- Location: Alaska, United States
- Nearest city: Ruby, Alaska
- Coordinates: 64°40′00″N 154°00′02″W﻿ / ﻿64.6666667°N 154.0005556°W
- Area: 2,100,000 acres (8,500 km^{2})
- Established: 1980
- Governing body: U.S. Fish and Wildlife Service
- Website: Nowitna NWR

= Nowitna National Wildlife Refuge =

Wildlife Refuge in Alaska, USA

The heart of Nowitna National Wildlife Refuge is a lowland basin of forests and wetlands that forms the floodplain of the meandering Nowitna River. The refuge's climate is typically marked by light precipitation, mild winds, long, hard winters and short, relatively warm, summers. The hills that circle the refuge lowlands are capped by alpine tundra.

It takes a week in a canoe, or more than an hour in a small plane, to traverse the refuge's 2100000 acre of pristine wildlife habitat. Approximately 223 mi of the Nowitna River's 283 mi length flow within the boundaries of the refuge. Fish species inhabiting the river and its related lakes and streams include sheefish, burbot, whitefish, sucker, king and chum salmon, northern pike and arctic grayling.

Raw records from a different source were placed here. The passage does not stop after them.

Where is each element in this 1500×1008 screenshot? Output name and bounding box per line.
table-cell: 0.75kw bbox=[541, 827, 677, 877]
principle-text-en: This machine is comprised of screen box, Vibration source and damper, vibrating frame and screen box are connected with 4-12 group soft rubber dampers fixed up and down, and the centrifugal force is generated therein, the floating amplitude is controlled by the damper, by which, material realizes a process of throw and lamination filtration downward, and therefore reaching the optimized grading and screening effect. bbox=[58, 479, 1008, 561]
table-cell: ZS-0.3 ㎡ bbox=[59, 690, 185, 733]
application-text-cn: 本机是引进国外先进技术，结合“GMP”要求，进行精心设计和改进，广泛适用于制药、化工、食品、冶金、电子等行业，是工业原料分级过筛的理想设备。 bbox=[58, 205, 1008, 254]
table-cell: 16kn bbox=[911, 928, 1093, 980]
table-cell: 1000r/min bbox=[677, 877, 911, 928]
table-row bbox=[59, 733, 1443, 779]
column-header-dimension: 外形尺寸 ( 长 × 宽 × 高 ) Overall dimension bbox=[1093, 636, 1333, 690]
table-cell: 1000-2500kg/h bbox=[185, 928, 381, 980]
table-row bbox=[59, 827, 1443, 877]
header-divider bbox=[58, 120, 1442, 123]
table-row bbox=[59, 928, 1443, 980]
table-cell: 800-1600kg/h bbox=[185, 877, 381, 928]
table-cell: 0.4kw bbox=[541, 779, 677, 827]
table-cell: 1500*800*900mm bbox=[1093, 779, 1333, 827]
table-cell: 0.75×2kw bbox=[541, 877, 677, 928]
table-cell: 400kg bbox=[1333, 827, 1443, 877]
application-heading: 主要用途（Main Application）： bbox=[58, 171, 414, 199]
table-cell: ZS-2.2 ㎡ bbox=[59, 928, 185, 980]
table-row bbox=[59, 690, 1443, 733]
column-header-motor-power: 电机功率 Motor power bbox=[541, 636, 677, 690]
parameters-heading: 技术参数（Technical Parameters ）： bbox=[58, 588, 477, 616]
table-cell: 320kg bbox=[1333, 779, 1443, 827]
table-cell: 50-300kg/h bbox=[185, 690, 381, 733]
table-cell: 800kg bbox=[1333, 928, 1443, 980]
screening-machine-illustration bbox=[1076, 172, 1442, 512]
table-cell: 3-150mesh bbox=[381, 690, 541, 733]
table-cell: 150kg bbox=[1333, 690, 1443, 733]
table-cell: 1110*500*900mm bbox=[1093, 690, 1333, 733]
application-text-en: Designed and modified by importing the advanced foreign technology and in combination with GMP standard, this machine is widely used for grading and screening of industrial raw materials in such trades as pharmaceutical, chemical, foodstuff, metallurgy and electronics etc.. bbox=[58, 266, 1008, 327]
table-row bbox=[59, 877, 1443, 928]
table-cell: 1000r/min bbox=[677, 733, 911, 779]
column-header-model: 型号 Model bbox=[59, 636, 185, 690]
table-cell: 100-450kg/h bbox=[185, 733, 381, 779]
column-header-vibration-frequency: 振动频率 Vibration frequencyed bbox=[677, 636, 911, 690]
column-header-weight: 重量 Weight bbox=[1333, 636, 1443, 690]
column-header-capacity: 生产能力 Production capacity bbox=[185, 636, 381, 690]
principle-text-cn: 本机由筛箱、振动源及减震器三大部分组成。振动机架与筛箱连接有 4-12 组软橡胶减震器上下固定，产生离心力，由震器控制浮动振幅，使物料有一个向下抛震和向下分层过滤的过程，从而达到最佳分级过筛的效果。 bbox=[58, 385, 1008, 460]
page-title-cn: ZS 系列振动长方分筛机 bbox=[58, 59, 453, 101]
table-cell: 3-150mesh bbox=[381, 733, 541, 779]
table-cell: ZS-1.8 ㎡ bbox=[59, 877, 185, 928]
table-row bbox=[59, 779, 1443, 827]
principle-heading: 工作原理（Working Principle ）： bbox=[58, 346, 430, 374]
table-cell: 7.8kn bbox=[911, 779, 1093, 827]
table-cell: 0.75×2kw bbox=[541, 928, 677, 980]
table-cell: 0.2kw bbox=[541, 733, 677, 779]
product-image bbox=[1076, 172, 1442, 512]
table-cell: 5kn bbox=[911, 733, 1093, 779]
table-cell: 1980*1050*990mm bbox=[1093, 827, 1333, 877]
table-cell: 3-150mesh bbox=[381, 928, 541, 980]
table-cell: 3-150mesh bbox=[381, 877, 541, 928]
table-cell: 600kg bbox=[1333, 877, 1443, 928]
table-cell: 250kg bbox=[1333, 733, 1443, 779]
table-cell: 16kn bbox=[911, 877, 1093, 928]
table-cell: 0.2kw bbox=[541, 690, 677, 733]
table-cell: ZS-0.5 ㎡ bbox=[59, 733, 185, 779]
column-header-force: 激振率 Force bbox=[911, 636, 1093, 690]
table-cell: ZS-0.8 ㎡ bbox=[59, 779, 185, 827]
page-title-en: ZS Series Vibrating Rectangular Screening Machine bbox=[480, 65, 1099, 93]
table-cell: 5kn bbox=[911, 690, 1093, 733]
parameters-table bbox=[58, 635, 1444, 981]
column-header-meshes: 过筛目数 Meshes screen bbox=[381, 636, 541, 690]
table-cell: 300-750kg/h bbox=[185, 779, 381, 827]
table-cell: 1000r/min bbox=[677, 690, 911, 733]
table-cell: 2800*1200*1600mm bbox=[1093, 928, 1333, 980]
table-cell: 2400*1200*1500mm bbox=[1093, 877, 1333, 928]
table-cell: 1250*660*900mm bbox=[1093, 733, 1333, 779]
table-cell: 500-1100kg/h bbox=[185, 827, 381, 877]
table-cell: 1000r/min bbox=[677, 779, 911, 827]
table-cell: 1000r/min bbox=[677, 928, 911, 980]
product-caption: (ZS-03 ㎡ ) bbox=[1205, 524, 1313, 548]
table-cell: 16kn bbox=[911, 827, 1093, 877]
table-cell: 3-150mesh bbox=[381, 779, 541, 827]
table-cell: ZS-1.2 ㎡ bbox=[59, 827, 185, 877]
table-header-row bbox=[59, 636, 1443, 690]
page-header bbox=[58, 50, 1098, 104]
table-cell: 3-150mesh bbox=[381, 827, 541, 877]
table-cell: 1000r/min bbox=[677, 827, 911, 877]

The slow, meandering lower reaches of the Nowitna wander through one of Alaska's many productive waterfowl nurseries. The grassy margins of the river, surrounding lakes, and waterways provide breeding habitat for trumpeter swans, white-fronted geese, canvasback ducks, cranes, and many other migratory species. More than 120 bird species have been sighted on the refuge during summer months, but only a few dozen hardy species remain through winters.

Mature white spruce in the forested lowlands provide cover and den sites for marten, and trapping these and other furbearers remains important to the economy of people in the region. In fact, refuge lands have been used for centuries by Koyukon Athabascans for hunting, fishing, trapping and other subsistence activities. Mammal species including two species of fox, moose, wolf packs, Canadian lynx, marten, wolverine, black and grizzly bear species might be encountered anywhere on the refuge.